Trump said the Expropriation Act “follows countless government policies designed to dismantle equal opportunity in employment, education, and business, and hateful rhetoric and government actions fueling disproportionate violence against racially disfavored landowners.”
South Africa says Trump’s accusations are lies, distortions and misinformation about the country.
President Ramaphosa recently signed the expropriation bill into law, which will allow the state to expropriate land without compensation if it is “just, equitable and in the public interest.” The law aims to address apartheid's past injustices, the government said.
Pretoria said it has only received US aid for HIV/AIDS prevention in the country.
Trump's executive order also cites South Africa's involvement in bringing Israel to the International Court of Justice (ICJ) and Pretoria's closer ties with Iran as reasons for cutting aid.

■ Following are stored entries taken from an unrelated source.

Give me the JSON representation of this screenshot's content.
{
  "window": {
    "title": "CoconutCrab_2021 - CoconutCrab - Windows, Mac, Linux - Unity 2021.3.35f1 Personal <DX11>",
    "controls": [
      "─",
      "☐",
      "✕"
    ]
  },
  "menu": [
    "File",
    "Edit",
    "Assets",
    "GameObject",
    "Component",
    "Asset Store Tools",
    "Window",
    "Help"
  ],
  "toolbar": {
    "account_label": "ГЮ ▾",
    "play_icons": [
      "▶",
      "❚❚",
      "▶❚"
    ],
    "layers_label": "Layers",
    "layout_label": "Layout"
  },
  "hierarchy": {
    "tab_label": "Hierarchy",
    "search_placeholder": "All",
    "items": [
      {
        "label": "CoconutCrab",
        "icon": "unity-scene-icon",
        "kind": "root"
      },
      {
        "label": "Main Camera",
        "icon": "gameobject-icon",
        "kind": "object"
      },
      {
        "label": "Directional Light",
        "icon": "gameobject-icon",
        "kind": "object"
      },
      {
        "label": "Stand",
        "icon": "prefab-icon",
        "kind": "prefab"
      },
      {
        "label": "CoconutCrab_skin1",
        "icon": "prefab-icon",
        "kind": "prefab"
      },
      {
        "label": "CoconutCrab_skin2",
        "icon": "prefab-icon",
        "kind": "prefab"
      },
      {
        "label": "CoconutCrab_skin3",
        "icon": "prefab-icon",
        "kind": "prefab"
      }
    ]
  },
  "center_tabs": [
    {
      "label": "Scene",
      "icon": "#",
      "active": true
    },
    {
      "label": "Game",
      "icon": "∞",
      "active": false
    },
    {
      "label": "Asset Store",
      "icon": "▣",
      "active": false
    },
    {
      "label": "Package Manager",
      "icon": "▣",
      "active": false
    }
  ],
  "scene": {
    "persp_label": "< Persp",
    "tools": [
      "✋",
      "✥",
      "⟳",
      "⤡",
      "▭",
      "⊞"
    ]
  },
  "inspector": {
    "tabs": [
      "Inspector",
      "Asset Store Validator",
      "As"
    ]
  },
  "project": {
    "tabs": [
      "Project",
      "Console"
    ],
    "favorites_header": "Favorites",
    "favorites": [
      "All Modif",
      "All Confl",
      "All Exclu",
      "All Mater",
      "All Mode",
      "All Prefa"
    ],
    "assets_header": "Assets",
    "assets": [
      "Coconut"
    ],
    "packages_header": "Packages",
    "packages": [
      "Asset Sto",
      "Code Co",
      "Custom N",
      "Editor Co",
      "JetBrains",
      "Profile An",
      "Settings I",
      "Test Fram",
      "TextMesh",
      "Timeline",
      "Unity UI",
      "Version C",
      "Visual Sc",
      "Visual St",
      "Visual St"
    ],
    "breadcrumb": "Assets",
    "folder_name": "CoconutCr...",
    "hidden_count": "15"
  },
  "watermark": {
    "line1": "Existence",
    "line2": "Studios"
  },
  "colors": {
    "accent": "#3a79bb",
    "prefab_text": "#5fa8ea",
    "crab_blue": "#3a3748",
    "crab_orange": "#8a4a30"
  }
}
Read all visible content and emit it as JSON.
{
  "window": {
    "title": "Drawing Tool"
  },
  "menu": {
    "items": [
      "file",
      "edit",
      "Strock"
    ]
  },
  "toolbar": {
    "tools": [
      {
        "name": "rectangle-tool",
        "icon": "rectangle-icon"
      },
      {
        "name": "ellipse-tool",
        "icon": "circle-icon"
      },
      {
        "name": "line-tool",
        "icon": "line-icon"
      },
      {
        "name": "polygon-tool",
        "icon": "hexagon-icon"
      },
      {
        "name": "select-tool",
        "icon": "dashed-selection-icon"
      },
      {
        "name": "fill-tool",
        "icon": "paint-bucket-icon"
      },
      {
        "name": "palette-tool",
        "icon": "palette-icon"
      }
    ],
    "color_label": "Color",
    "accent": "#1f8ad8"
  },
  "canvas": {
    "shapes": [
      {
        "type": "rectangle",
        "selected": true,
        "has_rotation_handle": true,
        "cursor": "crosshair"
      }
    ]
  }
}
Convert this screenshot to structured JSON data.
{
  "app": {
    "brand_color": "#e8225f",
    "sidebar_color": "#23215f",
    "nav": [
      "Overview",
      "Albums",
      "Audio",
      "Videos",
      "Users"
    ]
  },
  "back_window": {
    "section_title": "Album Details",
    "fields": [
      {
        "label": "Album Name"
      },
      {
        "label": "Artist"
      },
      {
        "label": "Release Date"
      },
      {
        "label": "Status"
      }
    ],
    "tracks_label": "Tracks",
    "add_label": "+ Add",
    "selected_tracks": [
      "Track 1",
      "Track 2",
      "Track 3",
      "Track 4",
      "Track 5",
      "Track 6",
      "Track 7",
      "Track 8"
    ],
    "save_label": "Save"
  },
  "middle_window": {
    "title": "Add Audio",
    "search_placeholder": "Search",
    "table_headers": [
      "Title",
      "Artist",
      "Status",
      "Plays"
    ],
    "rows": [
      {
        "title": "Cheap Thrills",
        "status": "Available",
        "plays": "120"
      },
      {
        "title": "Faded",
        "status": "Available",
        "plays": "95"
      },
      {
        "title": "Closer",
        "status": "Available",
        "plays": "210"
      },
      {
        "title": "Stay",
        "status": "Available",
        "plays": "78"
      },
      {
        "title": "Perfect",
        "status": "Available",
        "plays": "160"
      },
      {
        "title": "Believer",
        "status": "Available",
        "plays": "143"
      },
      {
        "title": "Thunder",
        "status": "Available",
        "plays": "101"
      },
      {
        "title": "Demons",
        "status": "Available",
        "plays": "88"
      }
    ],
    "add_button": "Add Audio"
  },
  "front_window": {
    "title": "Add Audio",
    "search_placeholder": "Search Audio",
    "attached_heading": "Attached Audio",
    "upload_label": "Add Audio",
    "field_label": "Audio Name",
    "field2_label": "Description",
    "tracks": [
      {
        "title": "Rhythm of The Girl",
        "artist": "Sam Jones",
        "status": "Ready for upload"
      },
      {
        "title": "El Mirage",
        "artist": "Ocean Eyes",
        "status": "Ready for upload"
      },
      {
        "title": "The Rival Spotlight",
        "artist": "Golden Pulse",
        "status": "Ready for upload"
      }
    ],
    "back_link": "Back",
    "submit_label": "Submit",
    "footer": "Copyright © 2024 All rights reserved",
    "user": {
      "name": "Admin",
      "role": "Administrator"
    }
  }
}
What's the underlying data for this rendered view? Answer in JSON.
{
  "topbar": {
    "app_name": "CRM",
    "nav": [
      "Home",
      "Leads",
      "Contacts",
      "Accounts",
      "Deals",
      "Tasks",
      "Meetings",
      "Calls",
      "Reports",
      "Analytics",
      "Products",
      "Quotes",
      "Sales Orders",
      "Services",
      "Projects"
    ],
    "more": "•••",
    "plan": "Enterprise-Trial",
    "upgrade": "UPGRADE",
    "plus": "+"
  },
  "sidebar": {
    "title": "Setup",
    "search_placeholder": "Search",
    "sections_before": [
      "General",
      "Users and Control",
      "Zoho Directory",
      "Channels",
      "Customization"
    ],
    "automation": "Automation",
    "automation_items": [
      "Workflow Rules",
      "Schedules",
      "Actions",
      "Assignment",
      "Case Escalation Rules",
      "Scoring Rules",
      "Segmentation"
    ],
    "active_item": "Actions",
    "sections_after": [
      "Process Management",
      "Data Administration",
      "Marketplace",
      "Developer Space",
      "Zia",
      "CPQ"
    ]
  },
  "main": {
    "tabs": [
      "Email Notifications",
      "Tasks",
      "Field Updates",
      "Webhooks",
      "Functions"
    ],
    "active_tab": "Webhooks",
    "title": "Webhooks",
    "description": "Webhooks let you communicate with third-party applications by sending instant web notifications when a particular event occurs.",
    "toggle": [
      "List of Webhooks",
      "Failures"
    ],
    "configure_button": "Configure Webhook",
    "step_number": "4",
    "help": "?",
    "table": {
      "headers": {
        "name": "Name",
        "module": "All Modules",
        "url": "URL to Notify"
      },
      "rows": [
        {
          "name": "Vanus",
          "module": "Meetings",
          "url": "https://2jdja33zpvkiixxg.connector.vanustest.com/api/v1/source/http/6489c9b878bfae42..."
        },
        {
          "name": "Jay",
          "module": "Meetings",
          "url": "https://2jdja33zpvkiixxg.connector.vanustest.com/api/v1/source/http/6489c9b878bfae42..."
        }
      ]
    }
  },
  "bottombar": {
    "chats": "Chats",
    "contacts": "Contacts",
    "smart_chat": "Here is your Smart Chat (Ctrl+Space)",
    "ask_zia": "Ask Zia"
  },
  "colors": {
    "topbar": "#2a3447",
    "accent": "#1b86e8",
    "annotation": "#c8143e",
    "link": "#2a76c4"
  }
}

“The United States cannot support the government of South Africa’s commission of rights violations in its country or its ‘undermining United States foreign policy, which poses national security threats to our Nation, our allies, our African partners, and our interests,” it said.
South Africa was the first country to take Israel to the ICJ over its genocidal war on Gaza, in which a ceasefire has been in effect between Israel and the Palestinian group Hamas since Jan. 19 after more than 15 months of Israeli bombardment which has killed nearly 48,200 Palestinians and devastated the enclave.